Actually the Zara II is a sawed off version of the regular sized spook. It walks easier and makes a lot of commotion in the process. I will however pick up one of the lures to try for next season because my spot has run dry and don't have access to a smaller boat. So I will put up the rod until spring I guess. I have enjoyed your posts though, so keep them coming if you continue to fish.


----------



## Jeffbro999#2 (Feb 17, 2014)

I see the lure you are talking about now, there are a couple on EBay but as you said, very expensive. They definitely have an interesting shape. I may have to purchase one to try out. Hopefully when the temps warm a little next week, this topwater bite will fire back up, and may be a good time to check your spot. I'll be sure to keep posting some reports through spring:thumbup:


----------



## lobsterman (Sep 30, 2007)

The original colors with rattles are black blue, yellow, chrome and black back, white and white with silver flash. The last one is the one I have had the most action on by far. I will check out the dock maybe a few more times and see if any improvement.


----------



## Desert Eagle (Apr 25, 2012)

JB - I went to Jackall lures on the web and it stated that you could order direct from them but there was no pricing page nor an ordering page I went to their CONTACT page twice and no responses to my query. I guess I'll TACKLEDIRECT....


----------



## lobsterman (Sep 30, 2007)

Tackle Wharehouse


Sent from my iPhone using Tapatalk


----------



## Desert Eagle (Apr 25, 2012)

Okey-dokey...


----------



## Jeffbro999#2 (Feb 17, 2014)

lobsterman said:


> The original colors with rattles are black blue, yellow, chrome and black back, white and white with silver flash. The last one is the one I have had the most action on by far. I will check out the dock maybe a few more times and see if any improvement.

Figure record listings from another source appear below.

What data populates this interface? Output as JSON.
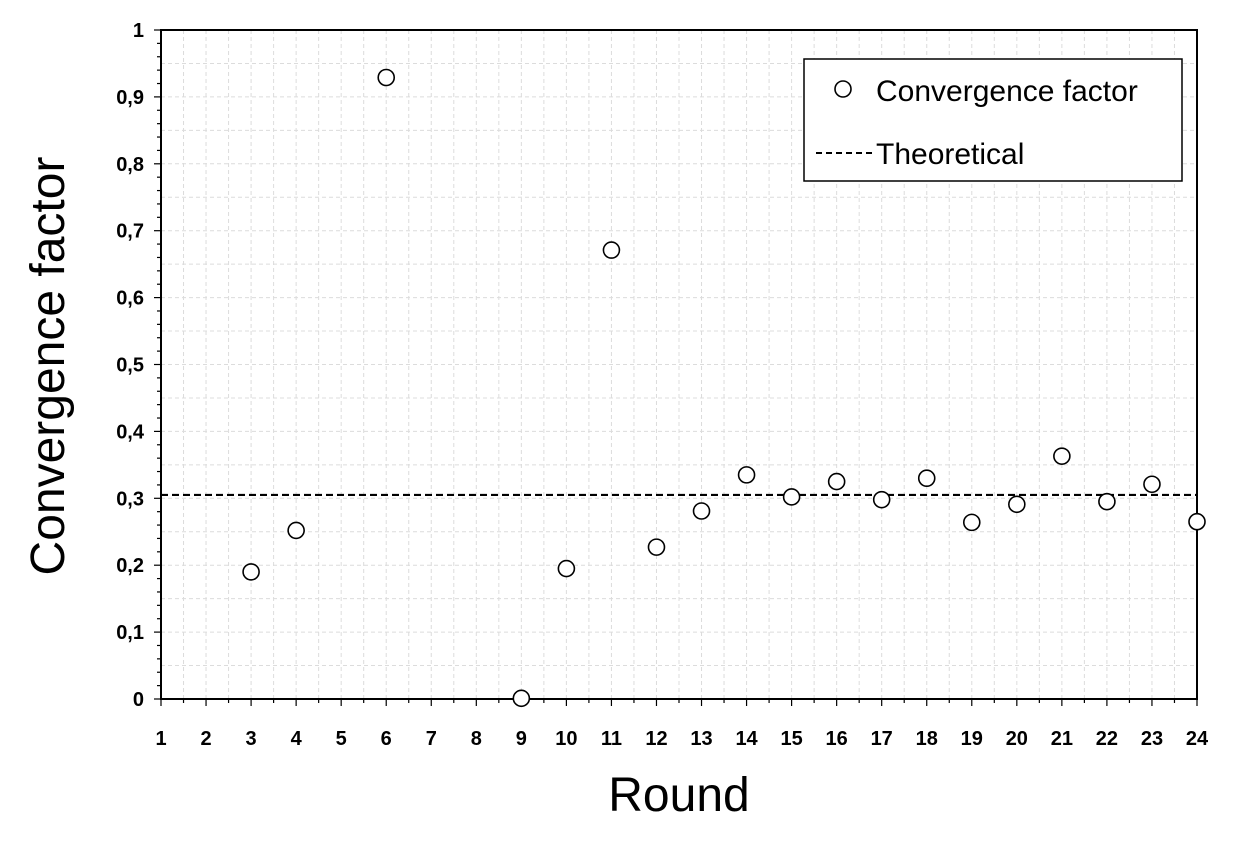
{
  "chart_data": {
    "type": "scatter",
    "xlabel": "Round",
    "ylabel": "Convergence factor",
    "xlim": [
      1,
      24
    ],
    "ylim": [
      0,
      1
    ],
    "x_ticks": [
      "1",
      "2",
      "3",
      "4",
      "5",
      "6",
      "7",
      "8",
      "9",
      "10",
      "11",
      "12",
      "13",
      "14",
      "15",
      "16",
      "17",
      "18",
      "19",
      "20",
      "21",
      "22",
      "23",
      "24"
    ],
    "y_ticks": [
      "0",
      "0,1",
      "0,2",
      "0,3",
      "0,4",
      "0,5",
      "0,6",
      "0,7",
      "0,8",
      "0,9",
      "1"
    ],
    "grid": true,
    "legend_position": "top-right",
    "series": [
      {
        "name": "Convergence factor",
        "marker": "open-circle",
        "x": [
          3,
          4,
          6,
          9,
          10,
          11,
          12,
          13,
          14,
          15,
          16,
          17,
          18,
          19,
          20,
          21,
          22,
          23,
          24
        ],
        "y": [
          0.19,
          0.252,
          0.929,
          0.001,
          0.195,
          0.671,
          0.227,
          0.281,
          0.335,
          0.302,
          0.325,
          0.298,
          0.33,
          0.264,
          0.291,
          0.363,
          0.295,
          0.321,
          0.265
        ]
      },
      {
        "name": "Theoretical",
        "style": "dashed-line",
        "y_const": 0.305
      }
    ]
  }
}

Thanks for the recommendation, I have two on the way. One yellow and one black/chrome. Hopefully later this week it will be warm enough to throw these around a little.


----------



## Jeffbro999#2 (Feb 17, 2014)

DE, 
Lobsterman is right on, TackleWarehouse carries them, as well as a few more online retailers. I order almost everything from TW, but if TackleDirect carries it, then order away.


----------



## lobsterman (Sep 30, 2007)

Jeffbro999 said:


> Thanks for the recommendation, I have two on the way. One yellow and one black/chrome. Hopefully later this week it will be warm enough to throw these around a little.


Did you make sure they had rattles? I always ask the sellers specifically to hold hooks and lure tight and shake. Then tell me if it rattles. They made them both ways, with and without. The rattle by far catches more fish.


----------



## Jeffbro999#2 (Feb 17, 2014)

Says they have rattles, so hoping that's correct. I don't have much use for silent topwaters.


----------



## lobsterman (Sep 30, 2007)

Jeffbro999 said:


> Says they have rattles, so hoping that's correct. I don't have much use for silent topwaters.


The non rattles work also but nowhere as good. It has to be still, silent and slick smooth. The rattles help especially in rougher water. They hear it, move in and see it and then attack it.


----------